Kemudian, Pasal 240 RKUHP juga mengatur hukuman penjara maksimal tiga tahun dan
denda kepada orang yang menghina pemerintah hingga mengakibatkan kerusuhan.
Pasal-pasal itu dianggap seperti aturan zaman kolonial yang ditujukan untuk
menindas rakyat yang dijajahnya.
Kemudian, tentang Penyiaran Berita Bohong (PBB), yang
tercantum dalam Pasal 262 RKUHP. Saat itu, disebutkan, setiap orang yang
menyebarluaskan berita bohong dapat dipenjara 4 tahun penjara. Selain itu,
pasal 263 menyatakan pihak yang menyiarkan kabar yang tidak pasti,
berlebih-lebihan dan bisa meyebabkan keonaran di masyarakat dipenjara maksimal
2 tahun. Pasal ini berpotensi menjadi pasal karet. Pasal ini, berpotensi
menimbulkan penyalahgunaan kekuasaan, khususnya dalam pemberitaan yang dianggap
merugikan pemerintah atau penegak hukum.
Selanjutnya, tentang Penghinaan
Pengadilan (PP) yang saat itu masuk dalam Pasal 281 RKUHP yang mengatur
mengenai tindakan penghinaan terhadap pengadilan atau contempt of court. Dalam
pasal itu diatur bahwa seseorang bisa dipenjara selama setahun apabila bersikap
tidak hormat, atau tidak berpihak ke hakim. Seseorang diancam hukuman serupa
apabila merekam dan mempublikasikan sesuatu yang dianggap mempengaruhi
independensi hakim di pengadilan. Pasal ini dinilai akan menghambat pengawasan
publik terhadap proses pengadilan.
Kemudian, tentang Penghinaan Agama,
Lembaga Negara dan Pencemaran Nama Baik yang diatur dalam Pasal 304 RKUHP
mengancam penjara 5 tahun bagi orang yang melakukan penistaan agama di depan
umum. Pasal 353 mengatur penghinaan terhadap penguasa atau lembaga negara
dipidana paling lama 1 tahun 6 bulan. Lalu pasal 440 mengatur soal pencemaran
nama baik dengan pidana 9 hingga 1,5 tahun bulan penjara. Pasal penghinaan
terhadap pemerintah bertentangan dengan konstitusi. Karena menurut Mahkamah
Konstitusi (MK), menyampaikan kritik terhadap pemerintah adalah hak konstitusi
setiap warga Negara.
Selain itu, tentang Tindak Pidana
Pembukaan Rahasia (TPPR) yang diatur dalam Pasal 450 dalam RKUHP. Pasal ini
mengatur mengenai pejabat pemerintah yang menyebarkan informasi rahasia diancam
dengan hukuman 1 tahun penjara. Sementara pasal 451 mengatur mengenai ancaman
hukuman 2 tahun penjara bagi orang yang memberitahukan rahasia perusahaan.

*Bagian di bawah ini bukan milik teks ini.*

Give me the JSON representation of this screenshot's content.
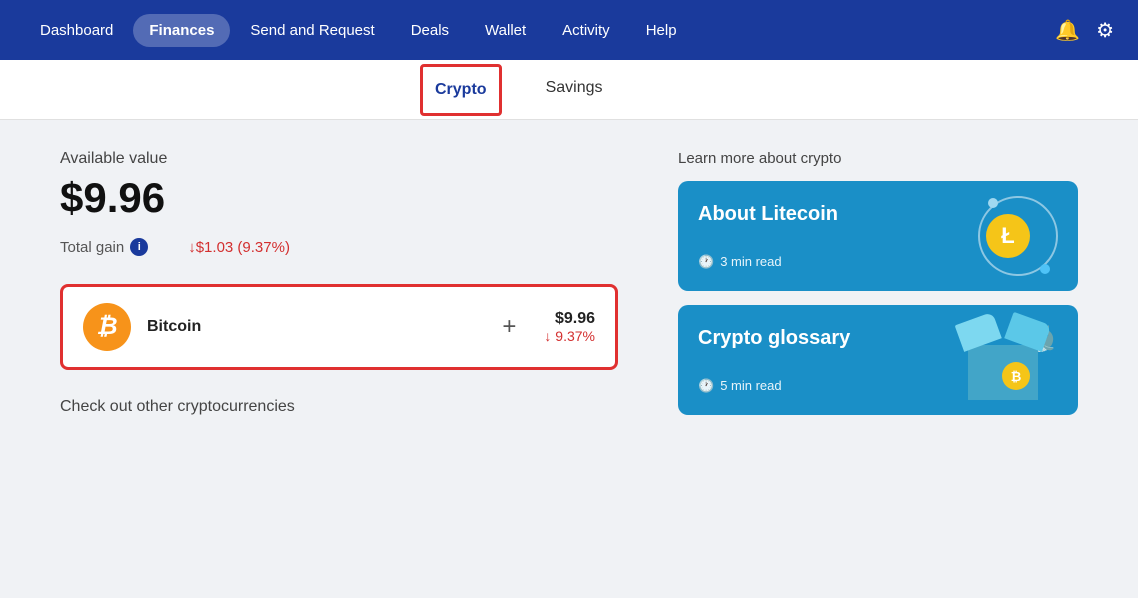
{
  "navbar": {
    "items": [
      {
        "label": "Dashboard",
        "active": false
      },
      {
        "label": "Finances",
        "active": true
      },
      {
        "label": "Send and Request",
        "active": false
      },
      {
        "label": "Deals",
        "active": false
      },
      {
        "label": "Wallet",
        "active": false
      },
      {
        "label": "Activity",
        "active": false
      },
      {
        "label": "Help",
        "active": false
      }
    ]
  },
  "tabs": [
    {
      "label": "Crypto",
      "active": true
    },
    {
      "label": "Savings",
      "active": false
    }
  ],
  "main": {
    "available_label": "Available value",
    "available_value": "$9.96",
    "total_gain_label": "Total gain",
    "total_gain_value": "↓$1.03 (9.37%)",
    "crypto_card": {
      "name": "Bitcoin",
      "usd_value": "$9.96",
      "pct_change": "↓ 9.37%"
    },
    "check_other_label": "Check out other cryptocurrencies"
  },
  "sidebar": {
    "learn_title": "Learn more about crypto",
    "cards": [
      {
        "title": "About Litecoin",
        "meta": "3 min read"
      },
      {
        "title": "Crypto glossary",
        "meta": "5 min read"
      }
    ]
  }
}
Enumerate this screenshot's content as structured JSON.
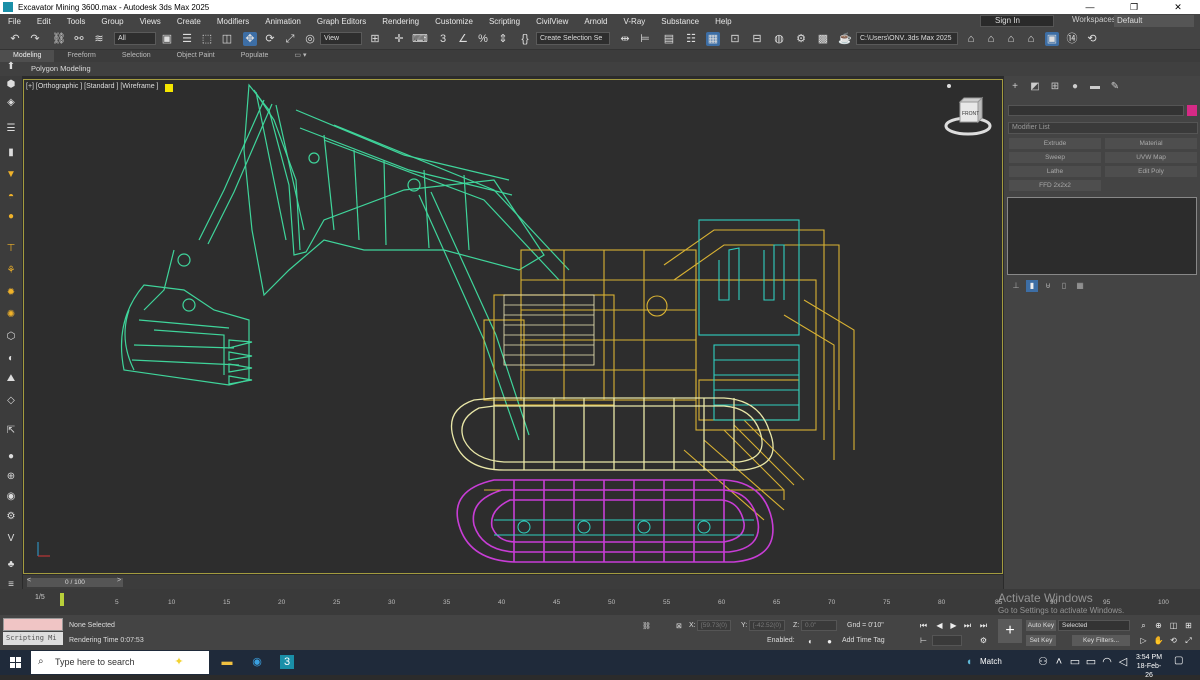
{
  "window": {
    "title": "Excavator Mining 3600.max - Autodesk 3ds Max 2025",
    "controls": [
      "—",
      "❐",
      "✕"
    ]
  },
  "menu": [
    "File",
    "Edit",
    "Tools",
    "Group",
    "Views",
    "Create",
    "Modifiers",
    "Animation",
    "Graph Editors",
    "Rendering",
    "Customize",
    "Scripting",
    "CivilView",
    "Arnold",
    "V-Ray",
    "Substance",
    "Help"
  ],
  "account": {
    "signin": "Sign In",
    "workspaces_label": "Workspaces:",
    "workspace": "Default"
  },
  "toolbar": {
    "filter": "All",
    "refcoord": "View",
    "selection_set": "Create Selection Se",
    "path": "C:\\Users\\ONV..3ds Max 2025"
  },
  "ribbon": {
    "tabs": [
      "Modeling",
      "Freeform",
      "Selection",
      "Object Paint",
      "Populate"
    ],
    "active_tab": "Modeling",
    "sub": "Polygon Modeling"
  },
  "viewport": {
    "label": "[+] [Orthographic ] [Standard ] [Wireframe ]",
    "viewcube": "FRONT"
  },
  "command_panel": {
    "modifier_list": "Modifier List",
    "buttons": [
      "Extrude",
      "Material",
      "Sweep",
      "UVW Map",
      "Lathe",
      "Edit Poly",
      "FFD 2x2x2"
    ]
  },
  "timeslider": {
    "frame": "0 / 100",
    "prev": "<",
    "next": ">"
  },
  "trackbar": {
    "ticks": [
      "5",
      "10",
      "15",
      "20",
      "25",
      "30",
      "35",
      "40",
      "45",
      "50",
      "55",
      "60",
      "65",
      "70",
      "75",
      "80",
      "85",
      "90",
      "95",
      "100"
    ],
    "label": "1/5"
  },
  "status": {
    "script_label": "Scripting Mi",
    "selection": "None Selected",
    "render_time": "Rendering Time 0:07:53",
    "x_label": "X:",
    "x_value": "[59.73(0)",
    "y_label": "Y:",
    "y_value": "[-42.52(0)",
    "z_label": "Z:",
    "z_value": "0.0\"",
    "grid": "Gnd = 0'10\"",
    "enabled": "Enabled:",
    "add_time_tag": "Add Time Tag",
    "auto_key": "Auto Key",
    "set_key": "Set Key",
    "selected": "Selected",
    "key_filters": "Key Filters..."
  },
  "watermark": {
    "line1": "Activate Windows",
    "line2": "Go to Settings to activate Windows."
  },
  "taskbar": {
    "search": "Type here to search",
    "weather": "Match",
    "time": "3:54 PM",
    "date": "18-Feb-26"
  },
  "colors": {
    "arm": "#3fd59b",
    "body": "#d9b233",
    "track_top": "#e9e7a8",
    "track_bottom": "#c83dd6",
    "cabin": "#2fd0c0",
    "accent": "#3d6ea5"
  }
}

Pasal ini dicurigai, sengaja dibuat untuk melindungi kepentingan pihak-pihak
tertentu.
Dari materi dsskusi Dewan pers itu,
perwakilan SMSI mencermati ada 5 pointer. Pertama, peserta diskusi menyepakati
untuk konsisten mengkritisi dan menolak
pasal-pasal RUU KUHP yang bertentangan dengan kebebasan pers dan demokratisasi.
Kedua, dalam waktu dekat membentuk
tim kecil untuk setting agenda strategis,
dan rutin pembahasan secara detail sikap dewan pers bersama Konstituen
terhadap RUU KUHP. Ketiga, Dewan pers segera membuat pernyataan sikap dan pers
realese untuk di-publish secara
serentak.
Keempat, Dewan pers bersama
Konstituen melakukan lobi secara lembaga maupun personal ke DPR dan Pemerintah, maupun Pimpinan Parpol untuk
memperjuangkan sampai berhasil aspirasi pers terkait RUU KUHP, baik penolakan
pasal "karet" yang berpotensi
kriminalisasi terhadap pers dan merusak kebebasan pers maupun merevisi
pasal-pasal yang disesuaikan dengan UU Pers no 40 tahun 1999 tentang pers.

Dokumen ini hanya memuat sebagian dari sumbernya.